Crate Training Guidelines

Dog crates make an excellent safe haven for your puppy and provides that safe feeling and secure environment that dogs crave. “Crate Training” has been proven to be the fastest and most effective way to housebreak a puppy.  While your puppy is still growing, choose a kennel with a divider that will fit your puppy when fully grown. The crate should be just big enough for your puppy to be able to stand up, lie down and turn around. Puppies should have this much room and no more. Given too much room, they will soil at one end of the crate and sleep in the other end.   Crate training can take one day, several days, a few weeks or longer depending on the breed, age, consistency of the human, and history of the dog. Crate training promotes bowel and bladder control for your new puppy. This is a key element to house training and this is how responsible puppy owners teach a puppy to hold it's bladder. 


Keep the crate in your main living area during the day, so your puppy can be part of family activities. Dogs instinctively want to sleep near their family. However, for some puppies it can be too much and they will need a cover over their crate to remove the visual stimulation.  If possible, move the crate to your bedroom at night or get a second crate for sleeping that stays in your bedroom. 

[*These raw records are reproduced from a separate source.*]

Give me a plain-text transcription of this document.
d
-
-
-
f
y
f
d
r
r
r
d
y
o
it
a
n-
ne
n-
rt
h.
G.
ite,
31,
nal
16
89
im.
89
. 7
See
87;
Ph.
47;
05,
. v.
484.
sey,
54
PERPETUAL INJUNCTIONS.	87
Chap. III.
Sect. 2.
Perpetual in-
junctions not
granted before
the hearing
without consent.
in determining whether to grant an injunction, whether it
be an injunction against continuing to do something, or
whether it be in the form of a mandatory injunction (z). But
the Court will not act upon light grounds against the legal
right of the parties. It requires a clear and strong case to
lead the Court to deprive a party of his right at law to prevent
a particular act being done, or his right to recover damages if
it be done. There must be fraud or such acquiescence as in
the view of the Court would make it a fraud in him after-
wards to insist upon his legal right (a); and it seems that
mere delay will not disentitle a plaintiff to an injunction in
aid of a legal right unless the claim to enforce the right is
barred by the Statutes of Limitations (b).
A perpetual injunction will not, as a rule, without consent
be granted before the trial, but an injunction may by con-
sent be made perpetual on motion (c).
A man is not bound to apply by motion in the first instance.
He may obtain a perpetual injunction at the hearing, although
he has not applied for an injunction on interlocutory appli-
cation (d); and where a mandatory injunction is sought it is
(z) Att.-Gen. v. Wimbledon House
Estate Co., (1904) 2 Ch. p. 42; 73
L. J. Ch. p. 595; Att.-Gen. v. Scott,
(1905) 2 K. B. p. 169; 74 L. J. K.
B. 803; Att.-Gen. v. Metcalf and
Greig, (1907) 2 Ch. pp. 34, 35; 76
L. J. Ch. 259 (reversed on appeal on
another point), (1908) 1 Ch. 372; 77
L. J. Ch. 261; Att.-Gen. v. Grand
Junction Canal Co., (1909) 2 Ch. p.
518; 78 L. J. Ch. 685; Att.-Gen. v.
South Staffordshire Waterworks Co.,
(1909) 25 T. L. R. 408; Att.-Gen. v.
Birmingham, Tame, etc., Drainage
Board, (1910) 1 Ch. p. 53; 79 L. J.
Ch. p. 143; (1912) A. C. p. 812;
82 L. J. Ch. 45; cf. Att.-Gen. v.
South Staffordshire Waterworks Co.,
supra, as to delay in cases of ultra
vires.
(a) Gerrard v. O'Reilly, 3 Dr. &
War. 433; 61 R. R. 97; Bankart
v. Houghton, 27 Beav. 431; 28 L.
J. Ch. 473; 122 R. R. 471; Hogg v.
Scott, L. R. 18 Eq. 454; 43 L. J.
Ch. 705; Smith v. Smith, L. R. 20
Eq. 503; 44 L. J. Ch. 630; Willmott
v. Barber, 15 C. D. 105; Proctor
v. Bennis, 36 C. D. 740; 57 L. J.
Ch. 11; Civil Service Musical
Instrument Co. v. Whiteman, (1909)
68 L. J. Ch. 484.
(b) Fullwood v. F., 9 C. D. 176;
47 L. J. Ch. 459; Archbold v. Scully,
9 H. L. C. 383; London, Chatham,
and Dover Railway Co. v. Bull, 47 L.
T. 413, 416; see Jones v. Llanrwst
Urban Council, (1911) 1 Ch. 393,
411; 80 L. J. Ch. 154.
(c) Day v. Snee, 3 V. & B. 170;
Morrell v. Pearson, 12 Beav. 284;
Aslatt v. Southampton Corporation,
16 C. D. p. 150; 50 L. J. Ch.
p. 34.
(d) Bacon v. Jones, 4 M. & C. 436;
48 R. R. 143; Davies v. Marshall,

When a puppy is released from his crate, he should be taken outside immediately and encouraged to eliminate.  Supervise your puppy 100 % of the time when returning to the house, for their earned free time. If your puppy did not potty outside put them back in the crate and tray again in a while. Freedom in the house is earned when going potty on a potty break.  If you become busy or distracted, crate puppy with a special toy that he only gets while being confined. If you keep your pup on a regular feeding schedule and use the crate religiously, you will be rewarded with a fully housebroken puppy in no time.

Puppy is chewing on a bone from the butcher shop.

Length of Time

How long can a puppy stay in the crate? Initially, you can start with just a few minutes with the door closed when you are nearby. When crating overnight, the general rule is that a puppy can hold its bladder an hour longer than the number of months old it is. Example, a 2 month old puppy should be able to hold its bladder for 3 hours. This is just a guideline as each puppy is different, so please adjust the length of time to meet your specific puppies need.  
It is also a good idea to crate your puppy daily for short periods of time when you ARE home with your puppy or dog. This will help prevent our puppy from thinking that crate training means they are alone.    

Unwanted Behaviors

Destructive chewing behavior is often the result of an unsupervised puppy/dog that has gotten bored or anxious. Using a crate while you are busy or out and about eliminates this possibility. Dogs & puppies will sleep the vast majority of the time when their owners are away anyway. So crating your puppy/dog while you’re away keeps him from being destructive and prevents him from ingesting something that could potentially be harmful if not fatal. Surgeries to remove objects are expensive and will result with your dog needing to be confined to a crate during the healing process.  Leaving a puppy loose in a house where he can chew on electrical wires or anything not appropriate is negligent behavior. 

Separation anxiety occurs when a dog becomes distressed over the owner’s departure.  To help eliminate this issue prepare your puppy to cope with isolation.  Crate your puppy while you are home and practice leaving the house for short periods of time.  Just go outside and come back in to start with, then gradually increase the time you are gone. Ignore your puppy when you first come in, this will  help your puppy to learn that your comings and goings are no big deal.  After a couple of minutes, calmly take your puppy outside then celebrate after your pups goes potty. 

Never make a big deal about letting your puppy in or out of their crate. Wait until he is calm and sitting before releasing from the crate, and avoid giving praise or affection until your puppy is relaxed. Practice crating your puppy for short periods of time when you are home so that you can wait for them to relax without a full bladder. 


No collars, tags, water, soft toys, or bedding in the crate while your puppy is crated, for safety reasons. Have the crate in a location that you can hear your puppy when he/she wakes from sleeping. Utilizing the crate is your best tool for house training and keeping your puppy safe. Please, remove your puppies tags when you are not supervising them. Leaving a puppy loose in a house where he can chew on electrical wires or anything that is not appropriate, is an unsafe practice.